Antoni Casas Ros parle donc de lui, un garçon moitié espagnol par son père (un franquiste repenti) et italien par sa mère (prof de maths de gauche), qui vit à Gênes (pour le narrateur, car l’auteur vit à Rome selon le dos du bouquin) et qui donne des cours de maths par internet. Son visage l’empêche de sortir de chez lui, et il vit relativement reclus. Le bouquin est structuré par chapitres qui commencent tous par une citation de Newton, et le ton de l’écrivain est malgré tout éminemment littéraire, et il possède une plume qui m’a beaucoup charmée.

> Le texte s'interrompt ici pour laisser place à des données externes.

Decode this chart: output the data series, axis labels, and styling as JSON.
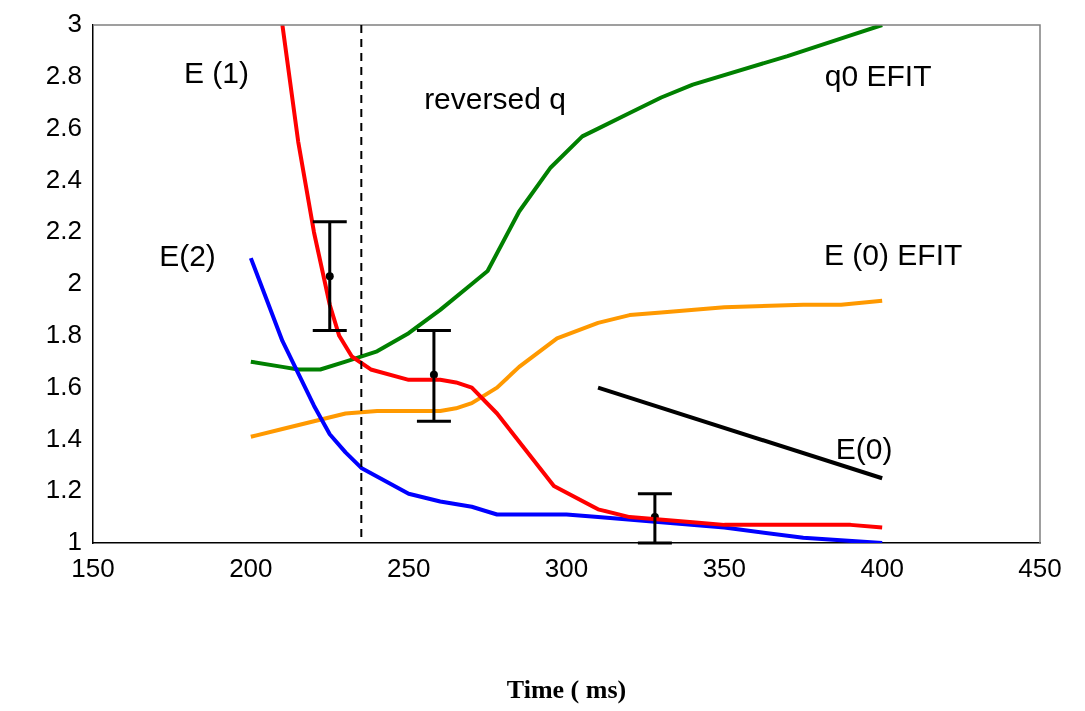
{
  "chart_data": {
    "type": "line",
    "xlabel": "Time ( ms)",
    "xlim": [
      150,
      450
    ],
    "xticks": [
      150,
      200,
      250,
      300,
      350,
      400,
      450
    ],
    "ylim": [
      1,
      3
    ],
    "yticks": [
      1,
      1.2,
      1.4,
      1.6,
      1.8,
      2,
      2.2,
      2.4,
      2.6,
      2.8,
      3
    ],
    "grid": false,
    "legend": false,
    "marker": "none",
    "line_style": "solid",
    "annotations": [
      "reversed q"
    ],
    "ref_lines": [
      {
        "axis": "x",
        "value": 235,
        "color": "#000000",
        "line_style": "dashed"
      }
    ],
    "series": [
      {
        "name": "E (1)",
        "color": "#ff0000",
        "x": [
          210,
          215,
          220,
          225,
          228,
          232,
          238,
          250,
          260,
          265,
          270,
          278,
          287,
          296,
          310,
          320,
          340,
          350,
          390,
          400
        ],
        "values": [
          3.0,
          2.55,
          2.2,
          1.92,
          1.8,
          1.72,
          1.67,
          1.63,
          1.63,
          1.62,
          1.6,
          1.5,
          1.36,
          1.22,
          1.13,
          1.1,
          1.08,
          1.07,
          1.07,
          1.06
        ]
      },
      {
        "name": "E(2)",
        "color": "#0000ff",
        "x": [
          200,
          210,
          220,
          225,
          230,
          235,
          250,
          260,
          270,
          278,
          300,
          310,
          350,
          375,
          400
        ],
        "values": [
          2.1,
          1.78,
          1.53,
          1.42,
          1.35,
          1.29,
          1.19,
          1.16,
          1.14,
          1.11,
          1.11,
          1.1,
          1.06,
          1.02,
          1.0
        ]
      },
      {
        "name": "q0 EFIT",
        "color": "#008000",
        "x": [
          200,
          210,
          215,
          222,
          230,
          240,
          250,
          260,
          270,
          275,
          285,
          295,
          305,
          310,
          320,
          330,
          340,
          370,
          390,
          400
        ],
        "values": [
          1.7,
          1.68,
          1.67,
          1.67,
          1.7,
          1.74,
          1.81,
          1.9,
          2.0,
          2.05,
          2.28,
          2.45,
          2.57,
          2.6,
          2.66,
          2.72,
          2.77,
          2.88,
          2.96,
          3.0
        ]
      },
      {
        "name": "E (0) EFIT",
        "color": "#ff9900",
        "x": [
          200,
          210,
          220,
          230,
          240,
          250,
          260,
          265,
          270,
          278,
          285,
          297,
          310,
          320,
          330,
          350,
          375,
          387,
          400
        ],
        "values": [
          1.41,
          1.44,
          1.47,
          1.5,
          1.51,
          1.51,
          1.51,
          1.52,
          1.54,
          1.6,
          1.68,
          1.79,
          1.85,
          1.88,
          1.89,
          1.91,
          1.92,
          1.92,
          1.935
        ]
      },
      {
        "name": "E(0)",
        "color": "#000000",
        "x": [
          310,
          400
        ],
        "values": [
          1.6,
          1.25
        ]
      },
      {
        "type": "scatter",
        "marker": "circle",
        "color": "#000000",
        "x": [
          225,
          258,
          328
        ],
        "values": [
          2.03,
          1.65,
          1.1
        ],
        "errors": [
          [
            1.82,
            2.24
          ],
          [
            1.47,
            1.82
          ],
          [
            1.0,
            1.19
          ]
        ]
      }
    ]
  }
}
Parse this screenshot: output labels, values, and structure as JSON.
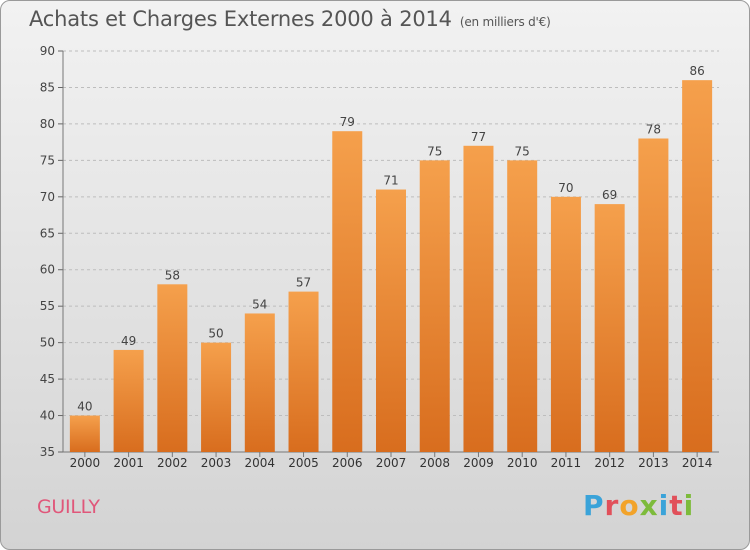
{
  "header": {
    "title": "Achats et Charges Externes 2000 à 2014",
    "unit": "(en milliers d'€)"
  },
  "footer": {
    "town": "GUILLY",
    "logo_text": "Proxiti"
  },
  "colors": {
    "bar_top": "#f5a04c",
    "bar_bottom": "#d86d1e",
    "town": "#e0577a",
    "logo_letters": [
      "#3aa3d9",
      "#e1505a",
      "#f2a32a",
      "#7dbb3b",
      "#3aa3d9",
      "#e1505a",
      "#7dbb3b"
    ]
  },
  "chart_data": {
    "type": "bar",
    "title": "Achats et Charges Externes 2000 à 2014",
    "subtitle": "(en milliers d'€)",
    "categories": [
      "2000",
      "2001",
      "2002",
      "2003",
      "2004",
      "2005",
      "2006",
      "2007",
      "2008",
      "2009",
      "2010",
      "2011",
      "2012",
      "2013",
      "2014"
    ],
    "values": [
      40,
      49,
      58,
      50,
      54,
      57,
      79,
      71,
      75,
      77,
      75,
      70,
      69,
      78,
      86
    ],
    "ylim": [
      35,
      90
    ],
    "yticks": [
      35,
      40,
      45,
      50,
      55,
      60,
      65,
      70,
      75,
      80,
      85,
      90
    ],
    "grid": "horizontal dashed",
    "xlabel": "",
    "ylabel": ""
  }
}
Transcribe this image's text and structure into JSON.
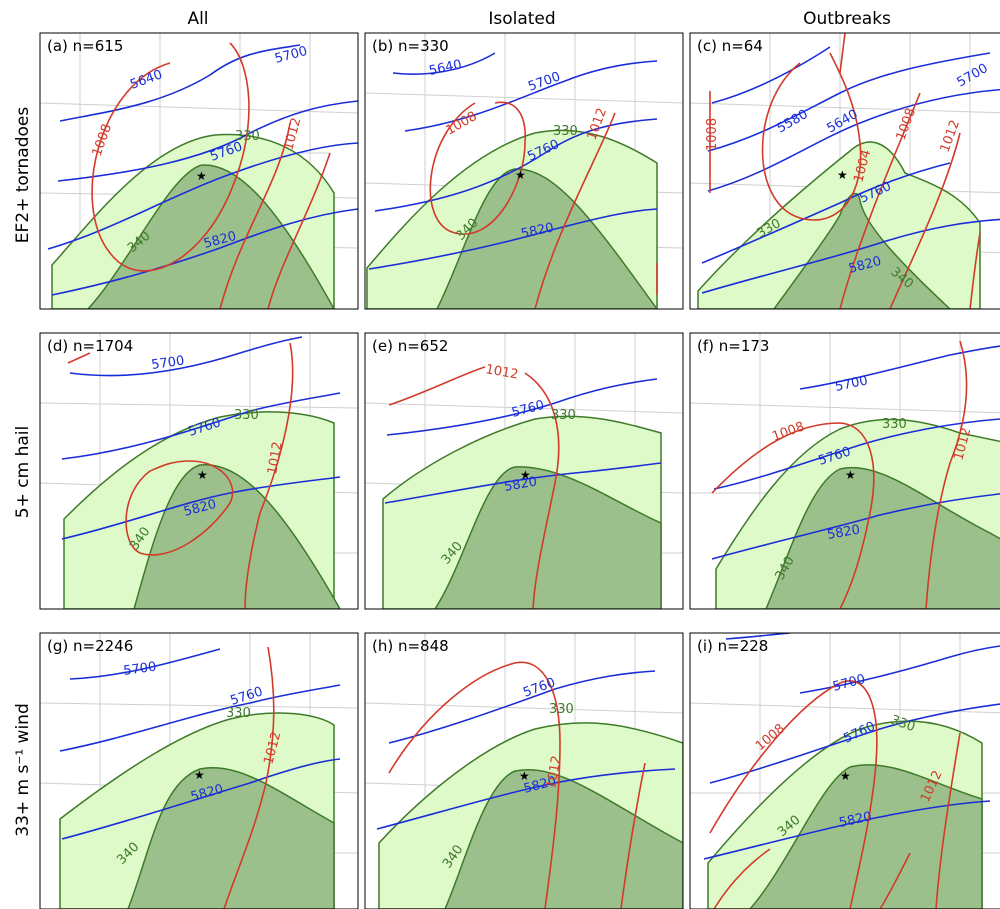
{
  "chart_data": {
    "type": "composite-map-grid",
    "columns": [
      "All",
      "Isolated",
      "Outbreaks"
    ],
    "rows": [
      "EF2+ tornadoes",
      "5+ cm hail",
      "33+ m s⁻¹ wind"
    ],
    "colors": {
      "height_contours": "#1a2ed8",
      "mslp_contours": "#d23a2a",
      "theta_e_330_fill": "#ddfac8",
      "theta_e_340_fill": "#9cc08c",
      "theta_e_edge": "#3f7a2a"
    },
    "panels": [
      {
        "label": "(a) n=615",
        "n": 615,
        "height_labels": [
          "5640",
          "5700",
          "5760",
          "5820"
        ],
        "mslp_labels": [
          "1008",
          "1012"
        ],
        "theta_e_labels": [
          "330",
          "340"
        ]
      },
      {
        "label": "(b) n=330",
        "n": 330,
        "height_labels": [
          "5640",
          "5700",
          "5760",
          "5820"
        ],
        "mslp_labels": [
          "1008",
          "1012"
        ],
        "theta_e_labels": [
          "330",
          "340"
        ]
      },
      {
        "label": "(c) n=64",
        "n": 64,
        "height_labels": [
          "5580",
          "5640",
          "5700",
          "5760",
          "5820"
        ],
        "mslp_labels": [
          "1008",
          "1008",
          "1004",
          "1012"
        ],
        "theta_e_labels": [
          "330",
          "340"
        ]
      },
      {
        "label": "(d) n=1704",
        "n": 1704,
        "height_labels": [
          "5700",
          "5760",
          "5820"
        ],
        "mslp_labels": [
          "1012"
        ],
        "theta_e_labels": [
          "330",
          "340"
        ]
      },
      {
        "label": "(e) n=652",
        "n": 652,
        "height_labels": [
          "5760",
          "5820"
        ],
        "mslp_labels": [
          "1012"
        ],
        "theta_e_labels": [
          "330",
          "340"
        ]
      },
      {
        "label": "(f) n=173",
        "n": 173,
        "height_labels": [
          "5700",
          "5760",
          "5820"
        ],
        "mslp_labels": [
          "1008",
          "1012"
        ],
        "theta_e_labels": [
          "330",
          "340"
        ]
      },
      {
        "label": "(g) n=2246",
        "n": 2246,
        "height_labels": [
          "5700",
          "5760",
          "5820"
        ],
        "mslp_labels": [
          "1012"
        ],
        "theta_e_labels": [
          "330",
          "340"
        ]
      },
      {
        "label": "(h) n=848",
        "n": 848,
        "height_labels": [
          "5760",
          "5820"
        ],
        "mslp_labels": [
          "1012"
        ],
        "theta_e_labels": [
          "330",
          "340"
        ]
      },
      {
        "label": "(i) n=228",
        "n": 228,
        "height_labels": [
          "5700",
          "5760",
          "5820"
        ],
        "mslp_labels": [
          "1008",
          "1012"
        ],
        "theta_e_labels": [
          "330",
          "340"
        ]
      }
    ]
  }
}
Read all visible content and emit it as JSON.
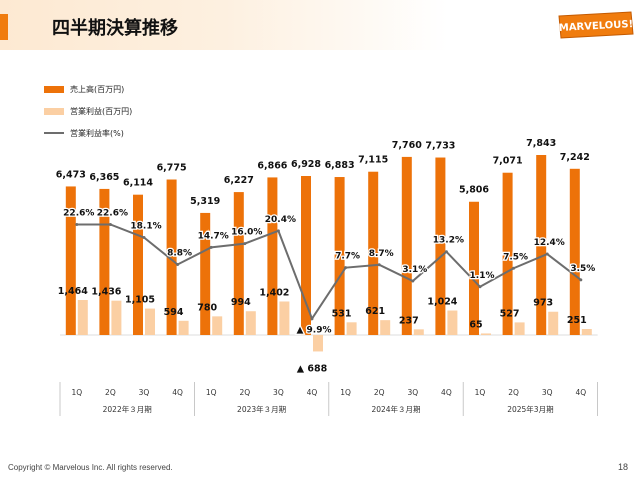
{
  "header": {
    "title": "四半期決算推移",
    "logo_text": "MARVELOUS!"
  },
  "legend": {
    "sales": "売上高(百万円)",
    "op_income": "営業利益(百万円)",
    "op_margin": "営業利益率(%)"
  },
  "footer": {
    "copyright": "Copyright © Marvelous Inc. All rights reserved.",
    "page": "18"
  },
  "colors": {
    "sales": "#ed7209",
    "op_income": "#fbcfa3",
    "op_margin": "#6d6d6d",
    "accent": "#f07c0e"
  },
  "chart_data": {
    "type": "bar",
    "categories": [
      "1Q",
      "2Q",
      "3Q",
      "4Q",
      "1Q",
      "2Q",
      "3Q",
      "4Q",
      "1Q",
      "2Q",
      "3Q",
      "4Q",
      "1Q",
      "2Q",
      "3Q",
      "4Q"
    ],
    "groups": [
      {
        "label": "2022年３月期"
      },
      {
        "label": "2023年３月期"
      },
      {
        "label": "2024年３月期"
      },
      {
        "label": "2025年3月期"
      }
    ],
    "series": [
      {
        "name": "売上高(百万円)",
        "type": "bar",
        "values": [
          6473,
          6365,
          6114,
          6775,
          5319,
          6227,
          6866,
          6928,
          6883,
          7115,
          7760,
          7733,
          5806,
          7071,
          7843,
          7242
        ],
        "labels": [
          "6,473",
          "6,365",
          "6,114",
          "6,775",
          "5,319",
          "6,227",
          "6,866",
          "6,928",
          "6,883",
          "7,115",
          "7,760",
          "7,733",
          "5,806",
          "7,071",
          "7,843",
          "7,242"
        ]
      },
      {
        "name": "営業利益(百万円)",
        "type": "bar",
        "values": [
          1464,
          1436,
          1105,
          594,
          780,
          994,
          1402,
          -688,
          531,
          621,
          237,
          1024,
          65,
          527,
          973,
          251
        ],
        "labels": [
          "1,464",
          "1,436",
          "1,105",
          "594",
          "780",
          "994",
          "1,402",
          "▲ 688",
          "531",
          "621",
          "237",
          "1,024",
          "65",
          "527",
          "973",
          "251"
        ]
      },
      {
        "name": "営業利益率(%)",
        "type": "line",
        "values": [
          22.6,
          22.6,
          18.1,
          8.8,
          14.7,
          16.0,
          20.4,
          -9.9,
          7.7,
          8.7,
          3.1,
          13.2,
          1.1,
          7.5,
          12.4,
          3.5
        ],
        "labels": [
          "22.6%",
          "22.6%",
          "18.1%",
          "8.8%",
          "14.7%",
          "16.0%",
          "20.4%",
          "▲ 9.9%",
          "7.7%",
          "8.7%",
          "3.1%",
          "13.2%",
          "1.1%",
          "7.5%",
          "12.4%",
          "3.5%"
        ]
      }
    ],
    "legend_position": "top-left",
    "grid": false
  }
}
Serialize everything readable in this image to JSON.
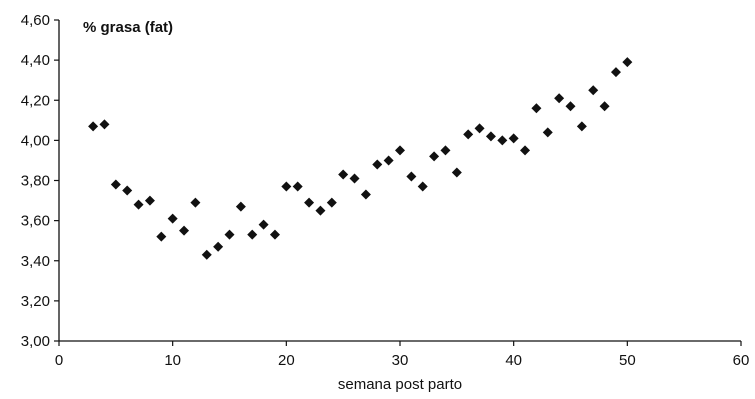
{
  "chart_data": {
    "type": "scatter",
    "title": "",
    "xlabel": "semana post parto",
    "ylabel": "",
    "xlim": [
      0,
      60
    ],
    "ylim": [
      3.0,
      4.6
    ],
    "x_ticks": [
      0,
      10,
      20,
      30,
      40,
      50,
      60
    ],
    "y_ticks": [
      3.0,
      3.2,
      3.4,
      3.6,
      3.8,
      4.0,
      4.2,
      4.4,
      4.6
    ],
    "x_tick_labels": [
      "0",
      "10",
      "20",
      "30",
      "40",
      "50",
      "60"
    ],
    "y_tick_labels": [
      "3,00",
      "3,20",
      "3,40",
      "3,60",
      "3,80",
      "4,00",
      "4,20",
      "4,40",
      "4,60"
    ],
    "grid": false,
    "legend": "none",
    "marker_color": "#111111",
    "series": [
      {
        "name": "% grasa (fat)",
        "points": [
          {
            "x": 3,
            "y": 4.07
          },
          {
            "x": 4,
            "y": 4.08
          },
          {
            "x": 5,
            "y": 3.78
          },
          {
            "x": 6,
            "y": 3.75
          },
          {
            "x": 7,
            "y": 3.68
          },
          {
            "x": 8,
            "y": 3.7
          },
          {
            "x": 9,
            "y": 3.52
          },
          {
            "x": 10,
            "y": 3.61
          },
          {
            "x": 11,
            "y": 3.55
          },
          {
            "x": 12,
            "y": 3.69
          },
          {
            "x": 13,
            "y": 3.43
          },
          {
            "x": 14,
            "y": 3.47
          },
          {
            "x": 15,
            "y": 3.53
          },
          {
            "x": 16,
            "y": 3.67
          },
          {
            "x": 17,
            "y": 3.53
          },
          {
            "x": 18,
            "y": 3.58
          },
          {
            "x": 19,
            "y": 3.53
          },
          {
            "x": 20,
            "y": 3.77
          },
          {
            "x": 21,
            "y": 3.77
          },
          {
            "x": 22,
            "y": 3.69
          },
          {
            "x": 23,
            "y": 3.65
          },
          {
            "x": 24,
            "y": 3.69
          },
          {
            "x": 25,
            "y": 3.83
          },
          {
            "x": 26,
            "y": 3.81
          },
          {
            "x": 27,
            "y": 3.73
          },
          {
            "x": 28,
            "y": 3.88
          },
          {
            "x": 29,
            "y": 3.9
          },
          {
            "x": 30,
            "y": 3.95
          },
          {
            "x": 31,
            "y": 3.82
          },
          {
            "x": 32,
            "y": 3.77
          },
          {
            "x": 33,
            "y": 3.92
          },
          {
            "x": 34,
            "y": 3.95
          },
          {
            "x": 35,
            "y": 3.84
          },
          {
            "x": 36,
            "y": 4.03
          },
          {
            "x": 37,
            "y": 4.06
          },
          {
            "x": 38,
            "y": 4.02
          },
          {
            "x": 39,
            "y": 4.0
          },
          {
            "x": 40,
            "y": 4.01
          },
          {
            "x": 41,
            "y": 3.95
          },
          {
            "x": 42,
            "y": 4.16
          },
          {
            "x": 43,
            "y": 4.04
          },
          {
            "x": 44,
            "y": 4.21
          },
          {
            "x": 45,
            "y": 4.17
          },
          {
            "x": 46,
            "y": 4.07
          },
          {
            "x": 47,
            "y": 4.25
          },
          {
            "x": 48,
            "y": 4.17
          },
          {
            "x": 49,
            "y": 4.34
          },
          {
            "x": 50,
            "y": 4.39
          }
        ]
      }
    ]
  }
}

Le héros passe du temps seul, et il nous raconte comment il en est arrivé là. Et puis, au fur et à mesure où l’on entre dans son esprit et ses digressions intellectuelles, on ne sait plus trop si on est dans la réalité ou son imagination débordante. Mais ce n’est pas si grave, car la fibre romanesque est bien là, et le tout est ficelé avec intelligence et sensibilité. Donc j’ai rapidement cessé de me demander si tout cela était un récit concret ou une simple métaphore (et puis c’est souvent les deux…). Si en plus on rajoute le doute sur la personnalité même de l’auteur, il vaut mieux désamorcer tout cela, et revenir à la pure qualité littéraire du bouquin.

Et le bouquin est vraiment pas mal. Car l’auteur se met à penser que seul Pedro Almodóvar pourrait rendre correctement son histoire, et voilà que ce dernier, en effet, décide de faire un film à partir du scénario d’Antoni Casas Ros (le bouquin qu’on est en train de lire en fait… mise en abîme vertigineuse). Et voilà qu’une transsexuelle, Lisa, entre dans son existence, et les deux entament une relation assez particulière. Ajoutons à cela, un cerf, celui de l’accident apparemment, qui arrive chez l’auteur et qui est tout de suite adopté par le couple.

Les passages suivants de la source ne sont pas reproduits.